Harris: Inferred? You don’t know.
In a follow-up letter to the DOJ inspector general, Harris said Barr was unable or unwilling to respond to her question and urged the Office of the Inspector General “to investigate whether the A.G. has received or acted upon requests, suggestions, whether implied or explicit, to investigate the president’s perceived enemies.” It’s alarming to read that letter now, five years later, as Trump is hoping for a comeback and promising to govern as a “dictator on Day One.”
Democrats are in an existential crunch for time, and Harris is the practical choice. Governors and senators cannot possibly know what it’s like to run national races and do the job of president. Harris is the closest they’ve got, and since her name is already on the ticket, she is the only one who can seamlessly inherit the campaign organization and money.
There is an opportunity for Democrats to plan an orderly, organized 2024 convention that is a statement in itself: This is Chicago, but the Democrats of today are not the party that in 1968 was riven by the Vietnam War and saw that divide explode outside the hall into violence between protestors and police. It’s Chicago, but the Democrats of today are not the party that in 1924 took two weeks and 103 ballots to nominate a candidate. And the Democrats of today are absolutely not the vulgar, violent, repressive party of Trump.
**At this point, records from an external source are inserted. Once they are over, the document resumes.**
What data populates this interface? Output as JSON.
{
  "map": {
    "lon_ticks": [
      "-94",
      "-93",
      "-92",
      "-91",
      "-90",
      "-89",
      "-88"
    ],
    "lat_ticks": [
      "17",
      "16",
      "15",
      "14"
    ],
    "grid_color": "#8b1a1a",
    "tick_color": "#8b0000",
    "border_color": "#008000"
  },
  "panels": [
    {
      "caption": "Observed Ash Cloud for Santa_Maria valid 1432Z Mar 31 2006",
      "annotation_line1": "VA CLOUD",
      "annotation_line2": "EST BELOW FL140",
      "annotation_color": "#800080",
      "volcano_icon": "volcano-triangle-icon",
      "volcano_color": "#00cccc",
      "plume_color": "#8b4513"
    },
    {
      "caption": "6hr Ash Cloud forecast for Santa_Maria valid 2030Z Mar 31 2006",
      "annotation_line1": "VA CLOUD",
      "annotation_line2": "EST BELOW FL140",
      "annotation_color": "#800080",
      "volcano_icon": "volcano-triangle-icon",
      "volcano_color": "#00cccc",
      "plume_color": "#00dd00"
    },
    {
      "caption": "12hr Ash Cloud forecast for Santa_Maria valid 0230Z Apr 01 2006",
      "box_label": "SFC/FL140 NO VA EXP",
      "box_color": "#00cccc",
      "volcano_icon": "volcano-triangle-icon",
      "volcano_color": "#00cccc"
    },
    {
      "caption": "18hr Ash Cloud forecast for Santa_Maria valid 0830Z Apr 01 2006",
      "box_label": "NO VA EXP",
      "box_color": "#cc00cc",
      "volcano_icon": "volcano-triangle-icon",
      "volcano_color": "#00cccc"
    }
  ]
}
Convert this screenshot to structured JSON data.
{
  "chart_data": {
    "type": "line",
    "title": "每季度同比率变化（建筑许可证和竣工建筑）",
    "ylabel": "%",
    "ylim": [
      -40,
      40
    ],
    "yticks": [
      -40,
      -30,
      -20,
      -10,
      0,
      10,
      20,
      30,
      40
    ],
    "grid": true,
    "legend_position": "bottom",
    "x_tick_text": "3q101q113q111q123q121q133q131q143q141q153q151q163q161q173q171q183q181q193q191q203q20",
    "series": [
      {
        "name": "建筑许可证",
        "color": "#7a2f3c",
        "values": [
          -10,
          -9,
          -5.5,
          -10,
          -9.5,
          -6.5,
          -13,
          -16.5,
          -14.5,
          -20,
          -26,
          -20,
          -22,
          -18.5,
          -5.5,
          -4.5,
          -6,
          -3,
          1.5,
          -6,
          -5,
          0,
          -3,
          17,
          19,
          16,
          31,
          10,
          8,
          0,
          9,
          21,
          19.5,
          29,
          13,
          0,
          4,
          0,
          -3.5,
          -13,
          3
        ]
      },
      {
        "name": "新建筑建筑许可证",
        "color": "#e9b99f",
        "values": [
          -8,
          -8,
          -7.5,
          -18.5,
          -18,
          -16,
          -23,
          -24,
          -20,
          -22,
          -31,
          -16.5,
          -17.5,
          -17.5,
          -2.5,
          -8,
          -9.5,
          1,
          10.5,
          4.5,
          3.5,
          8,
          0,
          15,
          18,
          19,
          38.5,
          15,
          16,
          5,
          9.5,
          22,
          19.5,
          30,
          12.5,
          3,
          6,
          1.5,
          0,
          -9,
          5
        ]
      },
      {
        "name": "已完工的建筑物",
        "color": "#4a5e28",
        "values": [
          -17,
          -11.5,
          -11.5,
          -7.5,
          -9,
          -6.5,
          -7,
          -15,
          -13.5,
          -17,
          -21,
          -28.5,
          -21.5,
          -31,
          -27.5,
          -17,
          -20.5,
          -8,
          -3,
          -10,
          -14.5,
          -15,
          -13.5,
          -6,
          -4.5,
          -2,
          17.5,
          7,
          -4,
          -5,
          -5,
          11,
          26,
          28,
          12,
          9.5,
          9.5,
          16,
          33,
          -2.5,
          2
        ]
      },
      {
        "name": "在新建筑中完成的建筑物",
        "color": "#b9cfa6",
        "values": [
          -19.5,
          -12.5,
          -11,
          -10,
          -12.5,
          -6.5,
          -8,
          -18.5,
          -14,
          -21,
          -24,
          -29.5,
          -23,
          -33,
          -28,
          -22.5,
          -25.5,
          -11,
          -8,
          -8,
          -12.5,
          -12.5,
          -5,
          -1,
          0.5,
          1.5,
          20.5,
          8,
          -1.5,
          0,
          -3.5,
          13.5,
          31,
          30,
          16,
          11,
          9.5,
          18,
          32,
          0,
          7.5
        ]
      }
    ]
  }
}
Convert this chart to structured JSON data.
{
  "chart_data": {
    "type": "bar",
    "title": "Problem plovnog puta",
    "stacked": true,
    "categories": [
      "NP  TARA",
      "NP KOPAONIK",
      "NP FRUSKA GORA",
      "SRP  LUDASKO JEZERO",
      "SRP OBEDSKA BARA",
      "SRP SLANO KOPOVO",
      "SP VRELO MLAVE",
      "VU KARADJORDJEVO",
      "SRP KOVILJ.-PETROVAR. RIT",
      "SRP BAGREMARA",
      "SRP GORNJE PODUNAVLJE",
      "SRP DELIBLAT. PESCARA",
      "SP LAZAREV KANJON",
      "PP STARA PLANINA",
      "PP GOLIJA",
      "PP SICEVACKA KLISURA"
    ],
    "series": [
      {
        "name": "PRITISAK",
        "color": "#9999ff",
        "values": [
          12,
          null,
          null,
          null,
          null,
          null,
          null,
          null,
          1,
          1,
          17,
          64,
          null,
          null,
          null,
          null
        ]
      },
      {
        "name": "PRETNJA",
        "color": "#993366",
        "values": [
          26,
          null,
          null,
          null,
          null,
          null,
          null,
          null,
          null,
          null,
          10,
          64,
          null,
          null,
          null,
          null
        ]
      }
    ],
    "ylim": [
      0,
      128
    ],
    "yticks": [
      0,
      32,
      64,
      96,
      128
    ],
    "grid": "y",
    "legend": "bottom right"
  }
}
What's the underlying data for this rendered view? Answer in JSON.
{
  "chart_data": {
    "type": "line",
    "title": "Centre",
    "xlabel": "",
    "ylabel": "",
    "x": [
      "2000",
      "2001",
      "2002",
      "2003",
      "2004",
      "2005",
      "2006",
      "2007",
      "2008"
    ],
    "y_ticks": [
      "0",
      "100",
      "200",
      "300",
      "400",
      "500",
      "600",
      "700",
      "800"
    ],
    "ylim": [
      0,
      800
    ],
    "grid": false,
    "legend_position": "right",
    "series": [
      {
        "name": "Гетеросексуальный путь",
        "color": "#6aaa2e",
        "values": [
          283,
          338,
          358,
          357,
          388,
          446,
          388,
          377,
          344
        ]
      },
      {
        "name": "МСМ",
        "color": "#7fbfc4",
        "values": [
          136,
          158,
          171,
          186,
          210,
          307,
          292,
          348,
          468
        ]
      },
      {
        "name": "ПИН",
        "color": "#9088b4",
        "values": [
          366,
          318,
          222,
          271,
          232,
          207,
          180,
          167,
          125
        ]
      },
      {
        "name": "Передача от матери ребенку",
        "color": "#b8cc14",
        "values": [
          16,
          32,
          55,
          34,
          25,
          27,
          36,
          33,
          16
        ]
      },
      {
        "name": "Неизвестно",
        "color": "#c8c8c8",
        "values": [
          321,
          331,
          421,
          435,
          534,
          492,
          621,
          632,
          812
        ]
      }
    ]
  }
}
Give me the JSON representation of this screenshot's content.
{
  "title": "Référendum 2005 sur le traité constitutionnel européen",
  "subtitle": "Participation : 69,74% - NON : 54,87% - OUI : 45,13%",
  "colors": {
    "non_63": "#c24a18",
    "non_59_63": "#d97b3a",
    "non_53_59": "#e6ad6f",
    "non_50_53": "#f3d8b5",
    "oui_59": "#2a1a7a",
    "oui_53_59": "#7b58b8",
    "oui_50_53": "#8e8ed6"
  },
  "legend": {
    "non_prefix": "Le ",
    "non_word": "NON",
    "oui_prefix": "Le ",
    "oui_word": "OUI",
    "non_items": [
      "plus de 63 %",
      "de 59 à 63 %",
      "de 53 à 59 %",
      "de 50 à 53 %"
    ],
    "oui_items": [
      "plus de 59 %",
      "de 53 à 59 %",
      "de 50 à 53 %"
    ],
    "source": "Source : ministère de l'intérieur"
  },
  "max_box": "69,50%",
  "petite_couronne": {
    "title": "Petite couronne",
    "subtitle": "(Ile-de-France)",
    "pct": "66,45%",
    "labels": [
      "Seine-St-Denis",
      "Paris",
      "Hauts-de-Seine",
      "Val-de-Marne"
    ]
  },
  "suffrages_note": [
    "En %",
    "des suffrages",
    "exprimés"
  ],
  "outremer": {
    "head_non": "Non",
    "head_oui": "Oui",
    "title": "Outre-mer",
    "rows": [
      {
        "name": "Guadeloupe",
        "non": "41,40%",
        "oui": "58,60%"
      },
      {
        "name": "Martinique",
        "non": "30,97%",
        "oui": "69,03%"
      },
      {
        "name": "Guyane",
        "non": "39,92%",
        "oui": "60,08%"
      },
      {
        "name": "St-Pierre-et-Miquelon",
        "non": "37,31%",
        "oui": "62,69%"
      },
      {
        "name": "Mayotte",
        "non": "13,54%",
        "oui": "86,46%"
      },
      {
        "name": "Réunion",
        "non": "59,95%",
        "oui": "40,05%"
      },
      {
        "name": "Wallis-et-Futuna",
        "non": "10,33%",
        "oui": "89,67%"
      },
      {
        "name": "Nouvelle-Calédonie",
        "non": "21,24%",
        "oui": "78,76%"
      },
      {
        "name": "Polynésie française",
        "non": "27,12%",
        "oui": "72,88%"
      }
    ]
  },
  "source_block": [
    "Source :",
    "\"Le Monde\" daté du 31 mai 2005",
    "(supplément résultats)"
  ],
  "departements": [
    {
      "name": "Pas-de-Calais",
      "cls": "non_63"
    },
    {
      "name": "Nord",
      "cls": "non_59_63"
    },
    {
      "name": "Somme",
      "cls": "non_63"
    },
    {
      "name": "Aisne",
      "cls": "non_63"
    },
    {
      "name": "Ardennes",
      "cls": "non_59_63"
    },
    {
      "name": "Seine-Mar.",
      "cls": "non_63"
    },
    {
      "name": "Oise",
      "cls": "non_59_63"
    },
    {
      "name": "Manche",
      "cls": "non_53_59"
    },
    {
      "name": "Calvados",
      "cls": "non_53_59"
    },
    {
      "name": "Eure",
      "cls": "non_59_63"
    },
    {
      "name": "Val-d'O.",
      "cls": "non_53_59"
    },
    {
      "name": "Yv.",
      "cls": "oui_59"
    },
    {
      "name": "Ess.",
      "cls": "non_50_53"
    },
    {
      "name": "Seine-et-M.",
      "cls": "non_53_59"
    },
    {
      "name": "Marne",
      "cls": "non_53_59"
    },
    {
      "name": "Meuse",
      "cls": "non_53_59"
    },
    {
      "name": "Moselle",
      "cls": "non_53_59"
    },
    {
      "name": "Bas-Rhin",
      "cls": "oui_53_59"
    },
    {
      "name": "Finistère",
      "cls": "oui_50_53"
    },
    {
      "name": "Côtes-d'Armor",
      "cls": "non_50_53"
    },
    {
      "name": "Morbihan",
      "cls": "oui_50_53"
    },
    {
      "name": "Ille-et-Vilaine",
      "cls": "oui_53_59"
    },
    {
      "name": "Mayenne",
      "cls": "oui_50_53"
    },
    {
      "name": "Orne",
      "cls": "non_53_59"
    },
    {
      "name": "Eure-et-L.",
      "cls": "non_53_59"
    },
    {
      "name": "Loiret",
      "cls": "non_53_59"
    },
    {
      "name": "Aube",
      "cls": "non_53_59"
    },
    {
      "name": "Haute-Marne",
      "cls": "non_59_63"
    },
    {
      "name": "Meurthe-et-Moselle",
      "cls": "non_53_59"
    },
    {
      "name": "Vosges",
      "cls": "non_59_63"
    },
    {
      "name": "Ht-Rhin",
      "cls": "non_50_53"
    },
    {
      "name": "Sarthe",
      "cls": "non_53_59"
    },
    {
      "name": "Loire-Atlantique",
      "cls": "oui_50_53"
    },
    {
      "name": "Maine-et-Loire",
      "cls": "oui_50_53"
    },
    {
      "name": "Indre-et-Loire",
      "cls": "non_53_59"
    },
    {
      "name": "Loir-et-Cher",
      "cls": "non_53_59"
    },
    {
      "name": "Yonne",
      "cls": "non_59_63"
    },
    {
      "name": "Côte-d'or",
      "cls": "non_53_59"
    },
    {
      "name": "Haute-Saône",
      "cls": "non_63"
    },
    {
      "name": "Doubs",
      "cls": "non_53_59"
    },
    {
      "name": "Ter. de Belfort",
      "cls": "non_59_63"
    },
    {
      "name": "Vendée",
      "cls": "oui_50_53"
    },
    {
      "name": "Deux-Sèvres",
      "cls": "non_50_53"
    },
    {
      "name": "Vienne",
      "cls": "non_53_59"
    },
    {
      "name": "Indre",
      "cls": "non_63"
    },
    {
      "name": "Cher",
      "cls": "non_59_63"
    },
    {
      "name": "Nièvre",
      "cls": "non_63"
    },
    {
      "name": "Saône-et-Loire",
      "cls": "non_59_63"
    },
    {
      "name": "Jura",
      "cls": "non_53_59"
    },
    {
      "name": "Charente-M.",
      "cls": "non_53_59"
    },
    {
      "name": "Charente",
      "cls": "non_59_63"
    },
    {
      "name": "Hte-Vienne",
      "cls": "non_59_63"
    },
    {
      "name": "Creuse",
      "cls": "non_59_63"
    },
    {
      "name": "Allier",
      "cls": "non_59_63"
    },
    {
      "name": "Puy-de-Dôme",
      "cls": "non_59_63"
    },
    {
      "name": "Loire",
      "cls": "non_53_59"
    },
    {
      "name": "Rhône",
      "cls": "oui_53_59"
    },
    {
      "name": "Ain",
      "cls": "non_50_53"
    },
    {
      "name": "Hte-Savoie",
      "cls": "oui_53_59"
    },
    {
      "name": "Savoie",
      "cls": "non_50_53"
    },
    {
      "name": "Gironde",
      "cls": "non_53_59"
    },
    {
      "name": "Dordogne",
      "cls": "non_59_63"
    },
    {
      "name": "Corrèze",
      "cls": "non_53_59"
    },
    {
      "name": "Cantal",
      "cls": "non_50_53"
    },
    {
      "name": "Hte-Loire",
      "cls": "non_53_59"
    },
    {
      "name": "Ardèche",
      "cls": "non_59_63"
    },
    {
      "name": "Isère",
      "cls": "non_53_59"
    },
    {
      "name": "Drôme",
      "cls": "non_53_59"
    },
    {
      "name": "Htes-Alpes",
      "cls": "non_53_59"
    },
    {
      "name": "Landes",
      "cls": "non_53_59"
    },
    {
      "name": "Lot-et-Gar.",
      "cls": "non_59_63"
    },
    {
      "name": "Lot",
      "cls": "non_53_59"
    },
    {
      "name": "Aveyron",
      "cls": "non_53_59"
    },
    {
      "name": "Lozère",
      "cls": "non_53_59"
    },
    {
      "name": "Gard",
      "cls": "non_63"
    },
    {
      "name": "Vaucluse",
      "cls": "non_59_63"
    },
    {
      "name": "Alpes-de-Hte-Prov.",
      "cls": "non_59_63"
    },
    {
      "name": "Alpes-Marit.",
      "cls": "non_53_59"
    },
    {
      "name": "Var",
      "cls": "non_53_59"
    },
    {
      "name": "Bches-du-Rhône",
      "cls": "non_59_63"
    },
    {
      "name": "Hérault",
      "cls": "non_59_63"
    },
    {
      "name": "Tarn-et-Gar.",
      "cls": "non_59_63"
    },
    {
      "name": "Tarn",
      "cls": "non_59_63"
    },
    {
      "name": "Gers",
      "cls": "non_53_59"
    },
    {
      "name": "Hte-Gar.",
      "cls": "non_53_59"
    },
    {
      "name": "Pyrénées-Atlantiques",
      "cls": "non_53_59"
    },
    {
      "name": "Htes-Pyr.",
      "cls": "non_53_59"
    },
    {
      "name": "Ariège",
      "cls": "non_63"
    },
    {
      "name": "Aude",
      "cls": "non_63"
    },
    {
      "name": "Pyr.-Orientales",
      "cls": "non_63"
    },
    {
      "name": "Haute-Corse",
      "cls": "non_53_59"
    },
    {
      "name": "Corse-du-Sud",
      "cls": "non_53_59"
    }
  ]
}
Ohio has fixed its ballot deadline so a virtual roll call ahead of the August 19–22 convention is no longer necessary. Biden could deliver a dignified pass-the-torch address that rightfully brags about all he’s accomplished in difficult times. He could highlight his partnership with Harris. Democrats could nominate Harris and, if they’re really smart, unite in advance behind a vice presidential nominee: a reassuring senator or governor who is not up for re-election this year.
The main thing is a fresh start.
I ADMIT I’VE BEEN all over the map on Biden. Celebrating his bluntness about Vladimir Putin (“this man cannot remain in power”). Urging him to serve a single term for the good of the nation. Recognizing the core generosity in his senior-moment shoutout to a conservative congresswoman who had recently died in a car accident (which his advance text noted, Axios reported Friday). Advising him two months later to follow Nancy Pelosi’s example and step aside at age 82. Accepting his calculated maneuvering on crime, because it was good politics. Suggesting that his real problem was voters preferring theatrics to results. Adding up the many surprising ways he has laid foundations for a great American future. Admiring his record levels of fossil fuel production and climate change investment. Recognizing his mental toughness and commitment to his son and his job.
We all have more information now, including how Biden handled a direct confrontation with the man who is a lethal threat to the America we know. Donald Trump and his allies are mobilizing to turn America into a country we won’t recognize. Even a perfect ABC News interview would not have changed the fact that with 51.3 million people watching him face off against Trump, Biden choked.
It isn’t fair, and it does not change his record. I’m convinced, like many others, that future historians will rank him as one of our best. He should think about what his chapter in history will look like if he loses to an indicted, convicted, impeached former president who’d put us on the road to ruin in order to avoid his own.